There has to be more to do!!! That's why I buy things.....to change them. I've been looking at building a roll cage extension to cover the bed. You can buy them but they don't look right. I have been working on a few designs. I've gotta do something because on a 4 with a roof the **** thing looks like a beetle.


----------



## mattyneil (Apr 22, 2012)

lte dual exhaust, chop the cage, hids, front and rear bumpers, winch, aftermarket skid plates, aftermarket steering wheel, and there is much more you can do. I try to do simple stuff that makes you stand out that you just cant buy and bolt on. Tint your tail lights or put a paint job on your snorkels to make them stand out or get a custom clever sticker made for the windshield.


----------



## Brute650i (Dec 17, 2008)

All I sell is new parts. As far as tunes I can get any of the dunertunes or audioformz. For the clutch their are BMP clutches can get either clutch kit or their stage 2 clutch that is a replacement secondary and primary. Also carry the BMP turbo's if your looking for some more power.


----------



## Country (Jul 20, 2010)

Sweet. Do you have a price list or a website?


----------



## Brute650i (Dec 17, 2008)

Website is in my sig but it is not updated with the new parts. Give me until friday given the holiday tomorrow and ill get some prices on all of the performance parts from BMP if you would like.


----------



## Country (Jul 20, 2010)

That would be great and I appreciate it. Just let me know when it's ready!

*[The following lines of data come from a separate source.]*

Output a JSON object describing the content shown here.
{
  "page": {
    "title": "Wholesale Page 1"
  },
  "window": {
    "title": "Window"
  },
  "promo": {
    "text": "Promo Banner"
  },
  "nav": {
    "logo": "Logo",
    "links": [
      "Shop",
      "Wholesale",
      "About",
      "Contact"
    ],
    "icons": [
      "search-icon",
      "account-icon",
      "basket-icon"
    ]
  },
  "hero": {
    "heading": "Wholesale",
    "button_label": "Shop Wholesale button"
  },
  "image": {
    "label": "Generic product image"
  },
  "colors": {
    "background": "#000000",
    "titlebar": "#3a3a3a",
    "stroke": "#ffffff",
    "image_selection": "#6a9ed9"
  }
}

Thanks.


----------



## Brute650i (Dec 17, 2008)

Rzr turbo $3000 shipped

Clutch kit ( Includes a set of adjustable supertip weights, primary and secondary springs, and a custom angle helix) $500 shipped

power commander V with auto tune $600 shipped

Stage 2 overdrive clutch (Heavy Duty Rooster Adjustable Weights,Overdrive Primary Clutch with 2 springs depending on application,Overdrive Secondary Clutch with spring,Clutch Cover Spacer,New Belt) $1000 plus shipping

We can get many other parts also just let us know if your interested in somehing and ill get you a price


----------



## Country (Jul 20, 2010)

Let me acquire some mad money and I'll get back with you.


----------



## Brute650i (Dec 17, 2008)

I need to aquire myself some aswell. Im wanting either turbo or apex conversion on the ranger. Not sure which will come first.


----------